Les présentations « à voir » sont les classiques diaporamas en live qui, depuis l’avènement de l’informatique, ont remplacé les transparents et la projection des diapositives. En médecine, leur principale caractéristique est la médiocrité de leur forme et l’opacité de leur contenu. Sous prétexte de rigueur scientifique ou d’exhaustivité, chaque diapositive est surchargée de texte et sans originalité faute de savoir-faire.

Les présentations « à lire » sont une déviance de celles « à voir ». Elles sont une solution de facilité ou correspondent à une nécessité de communication.

Solution de facilité : les diaporamas à la fois support de présentation en « live » et support de cours. L’enseignant se contente de lire le contenu des diapos ; l’apprenant télécharge ou récupère le diaporama imprimé à la fin du cours. On est proche du degré zéro de la pédagogie : diaporama rempli de données inutiles en « live » et insuffisamment rédigé pour servir de cours. La majorité des « PowerPoint » médicaux qui trainent sur Google sont de ce type !

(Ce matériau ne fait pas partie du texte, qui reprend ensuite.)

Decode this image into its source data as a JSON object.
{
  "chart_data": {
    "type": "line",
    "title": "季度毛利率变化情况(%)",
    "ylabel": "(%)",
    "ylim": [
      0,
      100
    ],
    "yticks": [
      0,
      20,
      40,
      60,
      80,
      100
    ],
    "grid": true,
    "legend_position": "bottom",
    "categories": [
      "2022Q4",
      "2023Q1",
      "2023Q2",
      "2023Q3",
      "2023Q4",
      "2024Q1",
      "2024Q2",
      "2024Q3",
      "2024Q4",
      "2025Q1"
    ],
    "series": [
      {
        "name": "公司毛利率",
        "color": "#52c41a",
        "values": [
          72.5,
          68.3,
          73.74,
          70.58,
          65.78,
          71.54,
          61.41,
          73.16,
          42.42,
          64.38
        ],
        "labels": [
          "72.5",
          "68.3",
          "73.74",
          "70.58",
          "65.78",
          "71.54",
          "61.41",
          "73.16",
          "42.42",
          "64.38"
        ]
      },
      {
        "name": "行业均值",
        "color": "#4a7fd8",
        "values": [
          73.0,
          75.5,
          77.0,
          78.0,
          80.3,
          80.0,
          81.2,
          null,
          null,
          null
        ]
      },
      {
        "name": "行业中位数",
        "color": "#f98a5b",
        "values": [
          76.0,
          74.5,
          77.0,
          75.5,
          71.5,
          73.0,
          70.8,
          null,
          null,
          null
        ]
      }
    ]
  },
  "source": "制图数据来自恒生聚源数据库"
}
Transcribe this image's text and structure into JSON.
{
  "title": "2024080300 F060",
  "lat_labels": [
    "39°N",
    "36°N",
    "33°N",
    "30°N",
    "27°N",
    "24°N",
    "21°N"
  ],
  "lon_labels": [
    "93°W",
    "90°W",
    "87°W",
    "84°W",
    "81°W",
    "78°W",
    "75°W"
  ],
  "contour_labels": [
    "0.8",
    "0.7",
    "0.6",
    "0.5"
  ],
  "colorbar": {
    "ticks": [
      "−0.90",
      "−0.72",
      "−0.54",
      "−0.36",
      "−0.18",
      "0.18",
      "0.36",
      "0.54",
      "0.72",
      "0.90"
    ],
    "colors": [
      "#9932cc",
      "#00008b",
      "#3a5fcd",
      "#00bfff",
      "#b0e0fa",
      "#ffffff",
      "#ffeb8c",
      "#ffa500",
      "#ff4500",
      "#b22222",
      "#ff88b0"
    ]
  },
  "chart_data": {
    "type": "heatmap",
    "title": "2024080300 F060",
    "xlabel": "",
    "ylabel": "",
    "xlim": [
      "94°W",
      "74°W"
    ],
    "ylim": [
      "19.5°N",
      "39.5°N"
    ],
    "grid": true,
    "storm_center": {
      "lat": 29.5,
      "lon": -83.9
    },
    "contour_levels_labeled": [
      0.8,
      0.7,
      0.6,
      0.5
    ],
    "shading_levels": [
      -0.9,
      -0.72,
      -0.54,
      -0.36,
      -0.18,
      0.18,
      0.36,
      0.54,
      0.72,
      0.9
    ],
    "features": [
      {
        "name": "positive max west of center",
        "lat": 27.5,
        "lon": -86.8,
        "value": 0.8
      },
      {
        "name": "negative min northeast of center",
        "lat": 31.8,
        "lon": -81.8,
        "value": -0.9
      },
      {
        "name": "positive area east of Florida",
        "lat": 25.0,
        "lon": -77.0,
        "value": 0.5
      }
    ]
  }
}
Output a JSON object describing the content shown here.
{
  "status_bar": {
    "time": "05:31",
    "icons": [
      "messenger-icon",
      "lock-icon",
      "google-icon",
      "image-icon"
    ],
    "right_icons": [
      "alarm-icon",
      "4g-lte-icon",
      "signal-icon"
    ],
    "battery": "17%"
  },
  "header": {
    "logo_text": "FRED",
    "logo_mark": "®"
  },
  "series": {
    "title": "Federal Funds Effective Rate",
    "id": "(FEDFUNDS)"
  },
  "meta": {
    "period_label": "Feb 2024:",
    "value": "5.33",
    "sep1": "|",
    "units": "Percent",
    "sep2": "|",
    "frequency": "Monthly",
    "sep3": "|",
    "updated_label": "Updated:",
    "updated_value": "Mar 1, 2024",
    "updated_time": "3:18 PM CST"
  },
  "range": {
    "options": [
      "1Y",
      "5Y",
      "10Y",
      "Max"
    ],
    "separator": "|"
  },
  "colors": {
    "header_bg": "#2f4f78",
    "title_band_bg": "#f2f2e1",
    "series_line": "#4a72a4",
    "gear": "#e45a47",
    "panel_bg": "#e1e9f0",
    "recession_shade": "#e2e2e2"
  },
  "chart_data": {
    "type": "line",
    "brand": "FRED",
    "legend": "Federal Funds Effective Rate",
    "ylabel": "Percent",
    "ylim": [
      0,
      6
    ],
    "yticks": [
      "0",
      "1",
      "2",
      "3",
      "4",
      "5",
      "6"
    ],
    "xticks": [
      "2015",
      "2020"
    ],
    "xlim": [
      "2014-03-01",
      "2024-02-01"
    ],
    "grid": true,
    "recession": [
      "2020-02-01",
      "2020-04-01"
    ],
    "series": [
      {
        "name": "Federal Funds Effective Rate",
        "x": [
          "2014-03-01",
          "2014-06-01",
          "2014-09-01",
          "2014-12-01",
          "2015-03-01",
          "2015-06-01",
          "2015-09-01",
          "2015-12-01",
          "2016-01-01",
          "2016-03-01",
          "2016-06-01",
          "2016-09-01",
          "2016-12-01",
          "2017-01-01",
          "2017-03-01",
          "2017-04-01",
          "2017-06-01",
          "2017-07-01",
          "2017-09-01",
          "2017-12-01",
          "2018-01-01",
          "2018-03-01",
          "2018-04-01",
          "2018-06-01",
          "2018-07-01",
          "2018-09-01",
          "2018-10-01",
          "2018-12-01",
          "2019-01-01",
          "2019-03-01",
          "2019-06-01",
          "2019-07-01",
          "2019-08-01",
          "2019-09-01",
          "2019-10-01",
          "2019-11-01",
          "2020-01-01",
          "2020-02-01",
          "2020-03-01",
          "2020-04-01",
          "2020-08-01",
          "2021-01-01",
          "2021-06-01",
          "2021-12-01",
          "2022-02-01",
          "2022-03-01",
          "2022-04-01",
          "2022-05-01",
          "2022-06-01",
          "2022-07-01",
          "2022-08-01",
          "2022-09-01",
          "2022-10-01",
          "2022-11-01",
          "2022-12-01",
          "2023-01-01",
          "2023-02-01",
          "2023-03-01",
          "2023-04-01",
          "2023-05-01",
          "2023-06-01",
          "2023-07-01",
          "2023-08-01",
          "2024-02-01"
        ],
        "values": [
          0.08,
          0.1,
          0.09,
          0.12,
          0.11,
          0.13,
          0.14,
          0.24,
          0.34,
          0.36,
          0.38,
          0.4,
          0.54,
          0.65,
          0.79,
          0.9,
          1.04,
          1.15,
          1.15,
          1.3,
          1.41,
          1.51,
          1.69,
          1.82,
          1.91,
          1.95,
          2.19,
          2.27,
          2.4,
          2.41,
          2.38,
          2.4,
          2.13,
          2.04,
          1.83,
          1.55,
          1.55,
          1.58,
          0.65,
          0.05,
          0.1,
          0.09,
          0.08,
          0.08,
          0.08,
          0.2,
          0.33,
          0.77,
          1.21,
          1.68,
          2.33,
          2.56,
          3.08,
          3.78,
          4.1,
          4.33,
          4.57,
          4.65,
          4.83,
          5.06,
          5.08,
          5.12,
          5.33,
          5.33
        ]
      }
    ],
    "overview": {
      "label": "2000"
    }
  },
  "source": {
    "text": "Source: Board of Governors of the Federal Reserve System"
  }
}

Nécessité de communication : les diaporamas sous forme de « fiche pratique rédigée » mis en ligne sur le Web. Meilleur exemple : les diaporamas de Dean Giustini (à lire).
A mon avis, et contrairement à ce que je fais d’habitude, ce sont les seuls qui méritent d’être confiés à Slideshare (si possible sous licence CC BY). Exception : les Slidecasts ou les diaporamas abondamment commentés.

Cette distinction « à voir-à lire » explique que :
– je me sois enthousiasmé pour la présentation de Dave de Bronkart qui, même si son discours est un peu excessif, est exemplaire de ce qu’il faut faire en « live » ;
– j’ai trouvé un intérêt aux « fonds noirs » car ils agrémentent un diaporama à voir (…et donc à ne pas imprimer).